Bell Cablemedia, the third-largest UK cable company, is prepared to sign a long-term contract to broadcast programming from the cable and satellite broadcaster BSkyB, its chief executive, Alan Bates, said yesterday.
But the company would not accept "non-competition" clauses prohibiting it from investing in or broadcasting sports or films which competed directly with BSkyB.
Such non-competition clauses, included in contracts signed between BSkyB and the two large UK cable companies, Nynex CableComms and TeleWest, are the focus of complaints by the cable industry lodged with the Office of Fair Trading and competition authorities in Brussels.
"It just doesn't make sense to have a monopoly provider and it certainly isn't in the best interests of viewers," Mr Bates said.
Bell Cablemedia would continue to encourage "cable exclusive" programming, working with other cable companies, even if it signed a long-term service agreement with BSkyB.
Mr Bates also revealed details of a three-way trial with Nynex and TeleWest to test interactive multimedia services over an 18-24 month period. The companies are to look at technical viability, billing systems and customer response to various entertainment and educational products.
Eugene Connell, president of Nynex, said the trials had "the potential to provide exciting new products to home and businesses".
During the technical stages of the trial, the three companies will attempt to create a workable national network of broadband services accessible by all cable operators.
The marketing stage, considered by the partners as the most important, will generate information about the kinds of services consumers might actually pay for. Three franchise areas, one from each of the partners, will be selected for the trials, and a minimum of 2,000 customers will take part.
The project's backers stressed they would be able to benefit from economies of scale by working together. They also said that the results would be shared with other cable operators.
The multimedia tests were seen by the cable industry as a necessary response to the technical and marketing trials being done in Ipswich by BT, which is testing video on demand and home shopping services using telephone lines.
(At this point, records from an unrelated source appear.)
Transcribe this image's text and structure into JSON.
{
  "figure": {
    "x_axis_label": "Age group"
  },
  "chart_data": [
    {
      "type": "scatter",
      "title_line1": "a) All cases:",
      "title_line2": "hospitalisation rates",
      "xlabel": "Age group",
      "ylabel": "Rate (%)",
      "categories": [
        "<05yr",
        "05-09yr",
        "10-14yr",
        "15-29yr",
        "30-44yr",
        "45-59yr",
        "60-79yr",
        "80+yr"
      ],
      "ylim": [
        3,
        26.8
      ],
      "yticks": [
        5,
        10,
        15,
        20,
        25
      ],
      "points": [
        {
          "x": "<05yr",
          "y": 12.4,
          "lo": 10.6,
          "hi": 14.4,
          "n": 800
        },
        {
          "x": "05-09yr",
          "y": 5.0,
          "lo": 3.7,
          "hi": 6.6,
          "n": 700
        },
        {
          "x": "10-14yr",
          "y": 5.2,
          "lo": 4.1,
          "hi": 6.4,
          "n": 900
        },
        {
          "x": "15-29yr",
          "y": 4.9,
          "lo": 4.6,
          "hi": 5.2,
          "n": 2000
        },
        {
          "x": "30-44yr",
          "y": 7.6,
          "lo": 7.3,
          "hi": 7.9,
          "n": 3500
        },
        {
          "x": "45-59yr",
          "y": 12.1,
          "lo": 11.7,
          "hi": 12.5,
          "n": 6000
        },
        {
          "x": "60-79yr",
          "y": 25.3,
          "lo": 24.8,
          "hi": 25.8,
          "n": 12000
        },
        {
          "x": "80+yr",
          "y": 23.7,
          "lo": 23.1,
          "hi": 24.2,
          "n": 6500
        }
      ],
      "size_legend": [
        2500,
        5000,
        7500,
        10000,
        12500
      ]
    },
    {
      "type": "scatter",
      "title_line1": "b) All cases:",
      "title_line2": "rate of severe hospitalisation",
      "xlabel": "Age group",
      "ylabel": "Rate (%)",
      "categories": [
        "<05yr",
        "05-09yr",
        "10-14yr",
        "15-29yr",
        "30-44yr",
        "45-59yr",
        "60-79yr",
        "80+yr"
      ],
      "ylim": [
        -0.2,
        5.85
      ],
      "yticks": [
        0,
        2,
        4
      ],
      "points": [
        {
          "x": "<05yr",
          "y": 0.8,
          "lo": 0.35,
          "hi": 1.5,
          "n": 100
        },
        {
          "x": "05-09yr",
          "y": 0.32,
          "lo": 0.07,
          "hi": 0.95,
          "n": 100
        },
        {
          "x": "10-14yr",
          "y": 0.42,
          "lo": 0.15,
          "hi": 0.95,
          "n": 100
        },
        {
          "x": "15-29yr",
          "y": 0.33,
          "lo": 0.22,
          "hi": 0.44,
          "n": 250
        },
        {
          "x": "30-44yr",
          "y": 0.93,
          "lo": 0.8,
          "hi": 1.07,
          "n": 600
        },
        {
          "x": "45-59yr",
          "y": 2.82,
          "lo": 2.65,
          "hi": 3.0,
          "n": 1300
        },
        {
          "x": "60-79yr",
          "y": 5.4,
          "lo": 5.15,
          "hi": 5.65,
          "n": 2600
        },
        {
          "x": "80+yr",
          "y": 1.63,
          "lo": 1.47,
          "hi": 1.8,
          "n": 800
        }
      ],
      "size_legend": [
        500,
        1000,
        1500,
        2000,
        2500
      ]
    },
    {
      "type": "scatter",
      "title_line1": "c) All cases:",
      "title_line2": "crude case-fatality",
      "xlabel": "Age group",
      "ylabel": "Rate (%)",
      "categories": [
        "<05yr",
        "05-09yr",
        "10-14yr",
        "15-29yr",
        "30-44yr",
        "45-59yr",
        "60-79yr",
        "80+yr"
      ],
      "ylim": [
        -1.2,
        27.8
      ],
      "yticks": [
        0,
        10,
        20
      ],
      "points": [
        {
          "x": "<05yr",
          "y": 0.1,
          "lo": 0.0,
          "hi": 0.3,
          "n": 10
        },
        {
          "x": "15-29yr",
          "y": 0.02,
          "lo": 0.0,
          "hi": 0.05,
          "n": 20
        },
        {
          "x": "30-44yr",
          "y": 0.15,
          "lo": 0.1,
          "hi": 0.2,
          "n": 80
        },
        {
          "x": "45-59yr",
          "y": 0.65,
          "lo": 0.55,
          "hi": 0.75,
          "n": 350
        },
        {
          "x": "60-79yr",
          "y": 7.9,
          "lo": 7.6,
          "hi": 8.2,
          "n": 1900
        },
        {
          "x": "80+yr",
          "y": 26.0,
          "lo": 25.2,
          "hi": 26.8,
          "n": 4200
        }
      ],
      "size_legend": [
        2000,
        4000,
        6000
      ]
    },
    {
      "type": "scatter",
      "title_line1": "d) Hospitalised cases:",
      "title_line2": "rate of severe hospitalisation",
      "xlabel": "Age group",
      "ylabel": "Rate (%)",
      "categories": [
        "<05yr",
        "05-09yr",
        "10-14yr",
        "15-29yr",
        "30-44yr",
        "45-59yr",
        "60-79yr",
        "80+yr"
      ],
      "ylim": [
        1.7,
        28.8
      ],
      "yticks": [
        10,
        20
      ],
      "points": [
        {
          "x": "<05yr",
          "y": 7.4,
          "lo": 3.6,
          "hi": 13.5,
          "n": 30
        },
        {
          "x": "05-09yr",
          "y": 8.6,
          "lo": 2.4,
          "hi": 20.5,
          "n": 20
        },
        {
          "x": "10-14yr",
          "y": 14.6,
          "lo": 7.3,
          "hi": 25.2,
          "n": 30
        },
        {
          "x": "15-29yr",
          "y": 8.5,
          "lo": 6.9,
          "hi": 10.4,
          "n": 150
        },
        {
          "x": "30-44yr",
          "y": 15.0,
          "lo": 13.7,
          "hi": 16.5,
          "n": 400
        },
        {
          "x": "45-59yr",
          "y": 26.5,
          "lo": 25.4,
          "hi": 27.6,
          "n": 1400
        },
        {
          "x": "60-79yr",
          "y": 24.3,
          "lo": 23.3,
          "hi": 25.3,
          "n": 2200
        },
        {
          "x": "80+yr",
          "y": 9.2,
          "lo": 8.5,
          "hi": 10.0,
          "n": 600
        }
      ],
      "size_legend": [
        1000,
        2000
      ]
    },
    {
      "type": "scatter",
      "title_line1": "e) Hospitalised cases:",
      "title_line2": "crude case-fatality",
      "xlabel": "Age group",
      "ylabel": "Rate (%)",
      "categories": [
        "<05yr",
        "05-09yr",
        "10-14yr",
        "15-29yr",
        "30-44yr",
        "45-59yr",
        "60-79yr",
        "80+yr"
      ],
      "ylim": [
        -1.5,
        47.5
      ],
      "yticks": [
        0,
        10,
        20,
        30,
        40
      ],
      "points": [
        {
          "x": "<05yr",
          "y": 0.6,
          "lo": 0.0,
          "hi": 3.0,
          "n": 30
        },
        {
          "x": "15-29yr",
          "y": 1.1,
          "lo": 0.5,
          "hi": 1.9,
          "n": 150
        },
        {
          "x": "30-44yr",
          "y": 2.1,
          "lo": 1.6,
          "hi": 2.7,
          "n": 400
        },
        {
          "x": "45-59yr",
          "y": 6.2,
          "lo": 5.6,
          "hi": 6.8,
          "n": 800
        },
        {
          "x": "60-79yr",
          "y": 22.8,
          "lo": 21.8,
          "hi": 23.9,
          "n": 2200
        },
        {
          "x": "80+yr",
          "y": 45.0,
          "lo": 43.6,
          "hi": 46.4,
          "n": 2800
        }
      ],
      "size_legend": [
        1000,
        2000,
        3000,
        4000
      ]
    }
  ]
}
Bell Cablemedia also announced yesterday that profits had climbed to pounds 1.2m in the three months to March, compared with a loss of pounds 3.1m last time, although the figures were inflated by a pounds 9.1m gain from the public offering of shares by Videotron, in which Bell Cablemedia has a 26.3 per cent interest.
Ross Cope, finance director, said that, without the gain, losses would have climbed to pounds 7.9m, as the company continues to build its basic network. During the quarter, 60,000 more homes were passed, bring the total to about 422,000. When complete, the network will pass 1.7 million homes.
The company confirmed, however, that "churn," the rate at which customers disconnect from the system, remains at a high 40 per cent for cable and 20 per cent for telephone services.
Bell CableMedia has set up a trial in one of its franchise areas to test ways of reducing churn rates, including more comprehensive credit checks and yearly contracts. Mr Bates said churn in the test market had been reduced to about 20 per cent.